Friday, October 18, 2002

Despite the headline, France and Russia Considering U.S. Offer on Iraq, it would appear that it was the U.S. that came around to the French position on Iraq:

In an effort to end a five-week impasse among the permanent members of the council, the United States, supported by Britain, dropped a demand that a resolution explicitly authorize military force against Iraq.

The new offer was designed to win support from the other three permanent members of the council -- France, Russia and China -- which want to give Iraq a chance to cooperate with weapons inspectors without the threat of force...

...Despite the U.S. offer, France's U.N. Ambassador Jean-David Levitte said Thursday that France was sticking to its demand for a first resolution to empower inspectors -- and a second to authorize action if Iraq obstructs their work.
Other parts of the article highlight that Russia appears to be a little warmer to the U.S. position than it was before, and this is true, but it would still seem to be the case that we're much more likely to end up with the French two-resolution solution than the American single-resolution one.

And why not?

Honestly, outside of those who say "inspections can't work" (a position really grounded only in the belief that this is somehow 1994 and that Iraq hasn't the faintest idea that the U.S. is poised to invade and panting at the opportunity), this should be a logical way of approaching this issue. We're not sure if disarmament through inspections is going to work or not, but most of free world agrees that, if successful, it's infinitely preferable to an invasion. The French solution allows for the possibility that Iraq might be as good as its word out of sheer self-preservation. If it isn't, then the Security Council can give the go-ahead and the U.S. can let loose the dogs of war; secure that the questions of multilateral legitimacy and the U.N. Charter that a unilateral American invasion posed are answered.

(To a point... I still don't buy that enforcement of resolutions can allow a government to violate the Charter and would prefer that the U.S. focus on enforcement rather than the disturbing doctrine of "regime change", but it's better than nothing).

And from the looks of it, the resolution won't be a WWI-style ultimatum, either:

In addition, the United States was prepared to drop some demands on a new weapons inspections regime, including armed escorts, an idea inspectors oppose. Inspectors also believe a U.S. idea to fly Iraqi scientists outside of the country for interviews is unworkable.
Again, inspectors aren't stupid, and probably understand the situation on the ground better than most U.S. administration officials... certainly more than any blogger. If they don't think something can work, and if they think that they can do the job without it, then that belief should be respected. A lot of the demands and rhetoric that was bundled into the proposed resolution were clearly set up in order to ensure that the U.S. could find an excuse to invade no matter what Iraq did, and it's encouraging that saner heads are prevailing.
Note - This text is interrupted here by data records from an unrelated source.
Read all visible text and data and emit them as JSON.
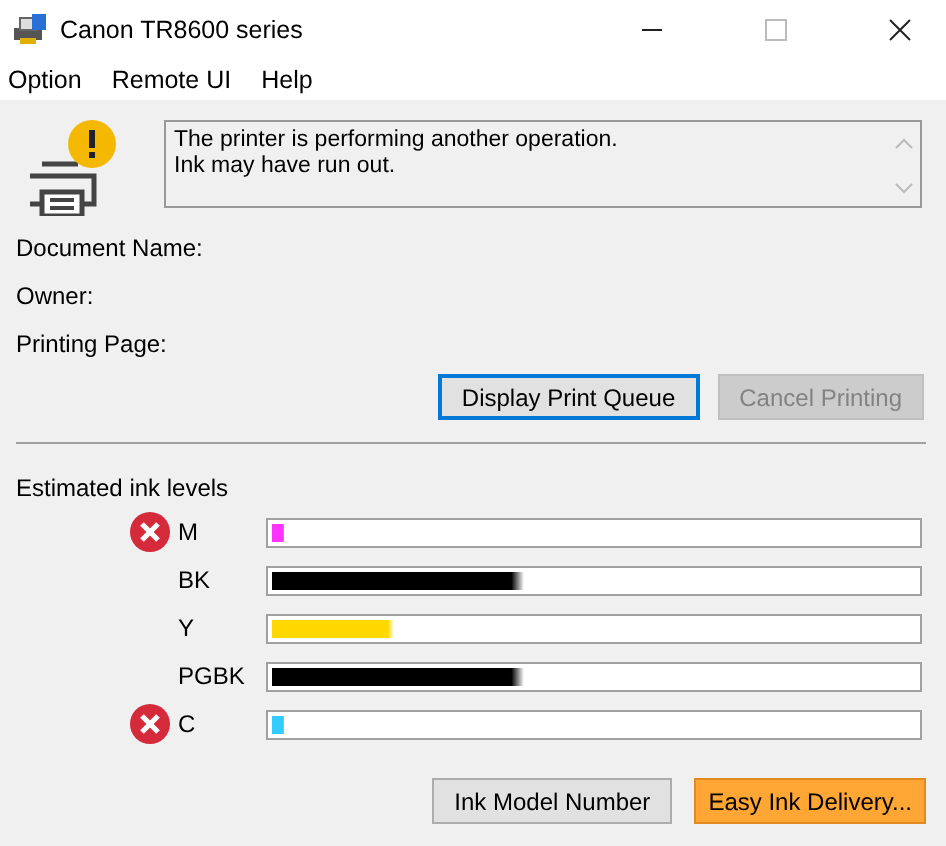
{
  "window": {
    "title": "Canon TR8600 series"
  },
  "menu": [
    "Option",
    "Remote UI",
    "Help"
  ],
  "status": {
    "message_lines": [
      "The printer is performing another operation.",
      "Ink may have run out."
    ],
    "warning": true
  },
  "job": [
    {
      "label": "Document Name:"
    },
    {
      "label": "Owner:"
    },
    {
      "label": "Printing Page:"
    }
  ],
  "job_buttons": [
    {
      "label": "Display Print Queue",
      "disabled": false,
      "focused": true
    },
    {
      "label": "Cancel Printing",
      "disabled": true,
      "focused": false
    }
  ],
  "ink_title": "Estimated ink levels",
  "inks": [
    {
      "name": "M",
      "error": true,
      "level": 0.02,
      "color": "#ff33ff"
    },
    {
      "name": "BK",
      "error": false,
      "level": 0.39,
      "color": "#000000"
    },
    {
      "name": "Y",
      "error": false,
      "level": 0.19,
      "color": "#ffd800"
    },
    {
      "name": "PGBK",
      "error": false,
      "level": 0.39,
      "color": "#000000"
    },
    {
      "name": "C",
      "error": true,
      "level": 0.02,
      "color": "#33ccff"
    }
  ],
  "bottom_buttons": [
    {
      "label": "Ink Model Number",
      "kind": "plain"
    },
    {
      "label": "Easy Ink Delivery...",
      "kind": "accent"
    }
  ]
}
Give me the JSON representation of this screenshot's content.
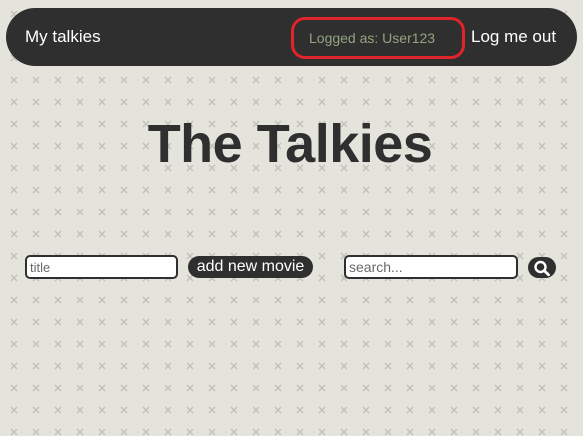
{
  "navbar": {
    "home_label": "My talkies",
    "user_status": "Logged as: User123",
    "logout_label": "Log me out"
  },
  "main": {
    "title": "The Talkies",
    "add_form": {
      "title_placeholder": "title",
      "add_button_label": "add new movie"
    },
    "search": {
      "placeholder": "search...",
      "button_icon": "search-icon"
    }
  },
  "colors": {
    "background": "#e4e4dc",
    "navbar": "#2f2f2f",
    "user_status_text": "#93a47f",
    "highlight_outline": "#e0242a",
    "pattern_mark": "#c0c0b8"
  }
}
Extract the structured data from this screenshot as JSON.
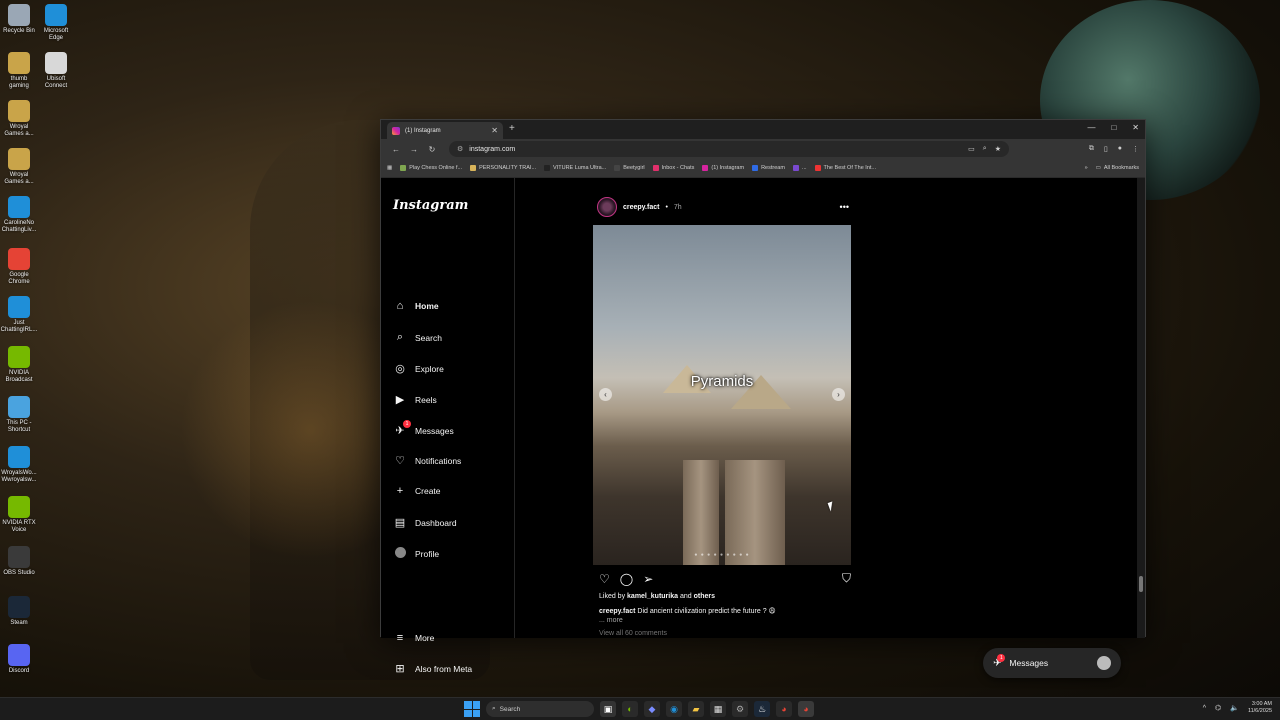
{
  "desktop": {
    "icons": [
      {
        "label": "Recycle Bin",
        "icon": "recycle-bin-icon",
        "color": "#9aa7b5"
      },
      {
        "label": "Microsoft Edge",
        "icon": "edge-icon",
        "color": "#1f8fd8"
      },
      {
        "label": "Ubisoft Connect",
        "icon": "ubisoft-icon",
        "color": "#d8d8d8"
      },
      {
        "label": "thumb gaming",
        "icon": "folder-icon",
        "color": "#c9a449"
      },
      {
        "label": "Wroyal Games a...",
        "icon": "folder-icon",
        "color": "#c9a449"
      },
      {
        "label": "Wroyal Games a...",
        "icon": "folder-icon",
        "color": "#c9a449"
      },
      {
        "label": "CarolineNo ChattingLiv...",
        "icon": "edge-icon",
        "color": "#1f8fd8"
      },
      {
        "label": "Google Chrome",
        "icon": "chrome-icon",
        "color": "#e54335"
      },
      {
        "label": "Just ChattingIRL...",
        "icon": "edge-icon",
        "color": "#1f8fd8"
      },
      {
        "label": "NVIDIA Broadcast",
        "icon": "nvidia-icon",
        "color": "#76b900"
      },
      {
        "label": "This PC - Shortcut",
        "icon": "monitor-icon",
        "color": "#4aa3df"
      },
      {
        "label": "WroyalsWo... Wwroyalsw...",
        "icon": "edge-icon",
        "color": "#1f8fd8"
      },
      {
        "label": "NVIDIA RTX Voice",
        "icon": "nvidia-icon",
        "color": "#76b900"
      },
      {
        "label": "OBS Studio",
        "icon": "obs-icon",
        "color": "#3a3a3a"
      },
      {
        "label": "Steam",
        "icon": "steam-icon",
        "color": "#1b2838"
      },
      {
        "label": "Discord",
        "icon": "discord-icon",
        "color": "#5865f2"
      }
    ]
  },
  "browser": {
    "tab_title": "(1) Instagram",
    "new_tab": "+",
    "url": "instagram.com",
    "bookmarks": [
      {
        "label": "Play Chess Online f...",
        "color": "#7fa650"
      },
      {
        "label": "PERSONALITY TRAI...",
        "color": "#d8b45a"
      },
      {
        "label": "VITURE Luma Ultra...",
        "color": "#222222"
      },
      {
        "label": "Beetygirl",
        "color": "#444444"
      },
      {
        "label": "Inbox - Chats",
        "color": "#e1306c"
      },
      {
        "label": "(1) Instagram",
        "color": "#d6249f"
      },
      {
        "label": "Restream",
        "color": "#2f6be6"
      },
      {
        "label": "...",
        "color": "#7a4ad0"
      },
      {
        "label": "The Best Of The Int...",
        "color": "#e33"
      }
    ],
    "all_bookmarks": "All Bookmarks"
  },
  "instagram": {
    "logo": "Instagram",
    "nav": [
      {
        "label": "Home",
        "icon": "home-icon",
        "glyph": "⌂",
        "active": true
      },
      {
        "label": "Search",
        "icon": "search-icon",
        "glyph": "⌕"
      },
      {
        "label": "Explore",
        "icon": "compass-icon",
        "glyph": "◎"
      },
      {
        "label": "Reels",
        "icon": "reels-icon",
        "glyph": "▶"
      },
      {
        "label": "Messages",
        "icon": "messenger-icon",
        "glyph": "✈",
        "badge": "1"
      },
      {
        "label": "Notifications",
        "icon": "heart-icon",
        "glyph": "♡"
      },
      {
        "label": "Create",
        "icon": "plus-icon",
        "glyph": "+"
      },
      {
        "label": "Dashboard",
        "icon": "dashboard-icon",
        "glyph": "▤"
      },
      {
        "label": "Profile",
        "icon": "avatar"
      },
      {
        "label": "More",
        "icon": "menu-icon",
        "glyph": "≡"
      },
      {
        "label": "Also from Meta",
        "icon": "meta-apps-icon",
        "glyph": "⊞"
      }
    ],
    "post": {
      "username": "creepy.fact",
      "separator": "•",
      "time": "7h",
      "media_caption": "Pyramids",
      "liked_prefix": "Liked by",
      "liked_user": "kamel_kuturika",
      "liked_and": "and",
      "liked_others": "others",
      "caption_user": "creepy.fact",
      "caption_text": "Did ancient civilization predict the future ? 😩",
      "more": "... more",
      "view_comments": "View all 60 comments"
    },
    "messages_pill": {
      "label": "Messages",
      "badge": "1"
    }
  },
  "taskbar": {
    "search_placeholder": "Search",
    "time": "3:00 AM",
    "date": "11/6/2025"
  },
  "colors": {
    "accent_badge": "#ff3040",
    "instagram_bg": "#000000",
    "chrome_toolbar": "#353535"
  }
}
Still, the question remains: if Iraq does happen to be as good as its word (again, not out of benevolence but because of self-preservation) and the inspectors get to work in earnest, will the U.S. be willing to stand down from an invasion that it believes is all but certain? Is it politically viable, especially for an administration that has hung so many of its foreign policy goals and so much of its political capital and reputation on the prospect of the invasion, occupation, and pacification of Iraq?

I'm not sure... but then again, I didn't think the U.S. would go along with the French, either. Maybe now they're hoping that they can give Iraq enough rope to hang itself. Heck, they might even be right.